If range isn’t important, sure you could do something like this with unmodulated pulses (i.e the pulsed you transmit are just sinusoids carriers with some known frequency). You would transmit the pulse and then receive it at some time delay. You could attempt to construct some sort of spectrogram or other time-frequency representation of the received signal. If the target is moving at a constant velocity, there would be a constant Doppler shift. If the target had non-constant velocity, you would be able to observe a non-constant Doppler shift.
If you cared about resolving range to the target, you would have to use a pulsed Doppler system. That would be very difficult to do with a pulsed Doppler system. Pulsed Doppler radars tend to ideally assume the target signal is moving at a constant rate, and that over the entire coherent processing interval (CPI), it doesn’t change range bins. The reason the assumption is key is because if the target shifts range bins, you will not get all of your Doppler processing gain and you’ll tend to smear out the target on the range-Doppler map, which makes detection of the target difficult if not impossible
In industry, the issue of range cell migration over a CPI for high velocity targets is pretty difficult but doable under the right circumstances. You can check out something called the keystone algorithm, that has seen some use in practice. I’d say it’d be very important to select your bandwidth and sample rate such that you don’t cause any extra apparent range migration of the target.
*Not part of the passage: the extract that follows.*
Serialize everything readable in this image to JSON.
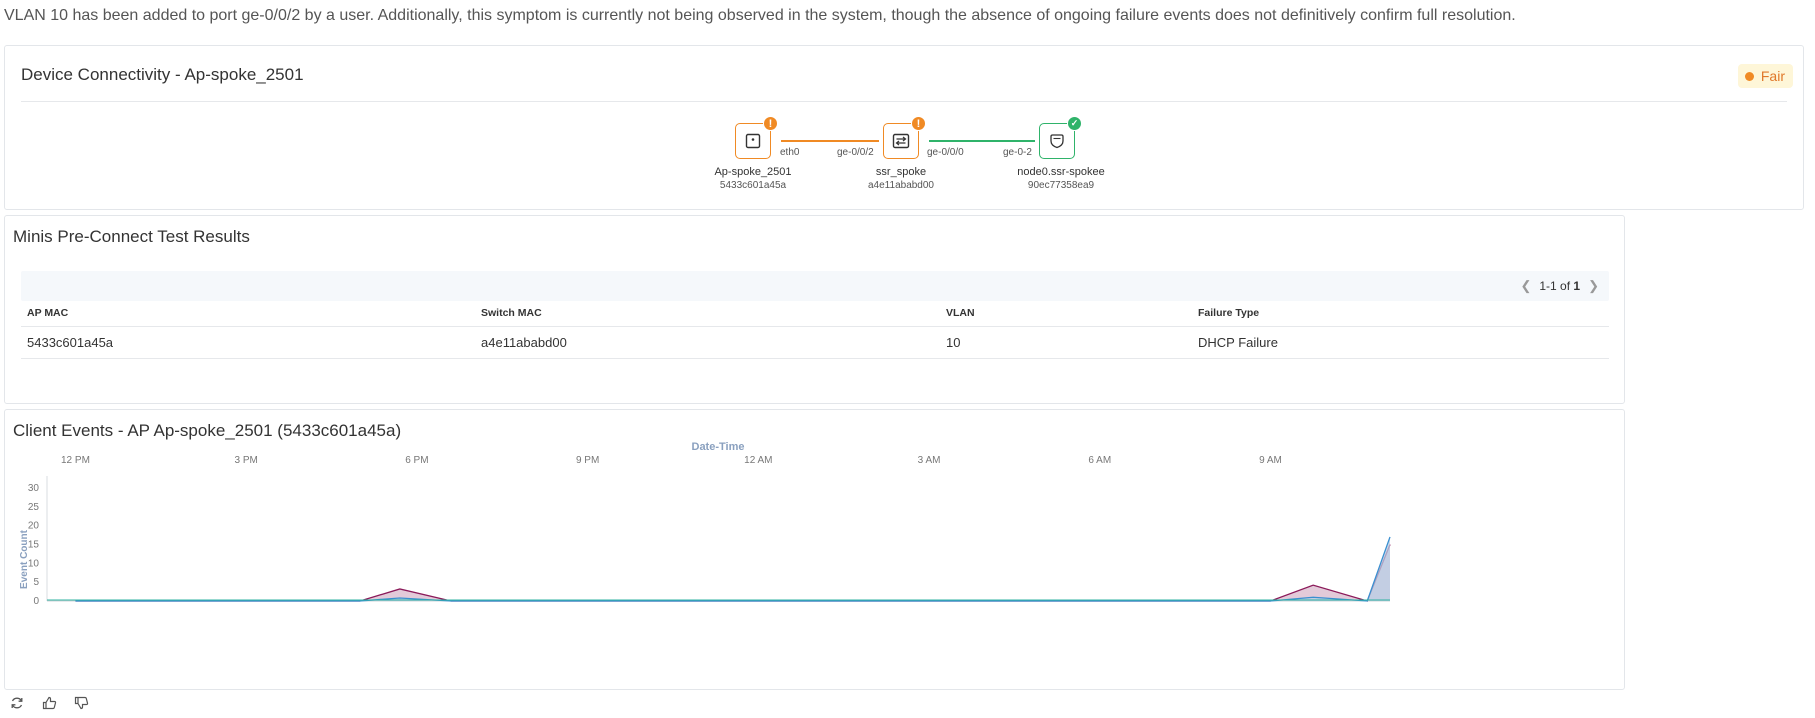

As for microdoppler on pulse Doppler radars , I have yet to actually see that be used in the industry I work in (defense), and that community largely treats it as computationally inefficient. With that being said, let’s say you have all the computation time in the world and you could do such a thing, sure it may reveal some characteristics. One classic example would be being able to detect the type of engine on some sort of airplane based on the microdoppler characteristics, e.g. the rotors of a helicopter or the supersonic wake of a jet.
In summary: yes, if you didn’t need range information you could analyze Doppler through using a spectrogram. Keep in mind that your RF carrier frequency will determine the Doppler shift that is apparent, so selecting an appropriate RF is pretty key for something like this.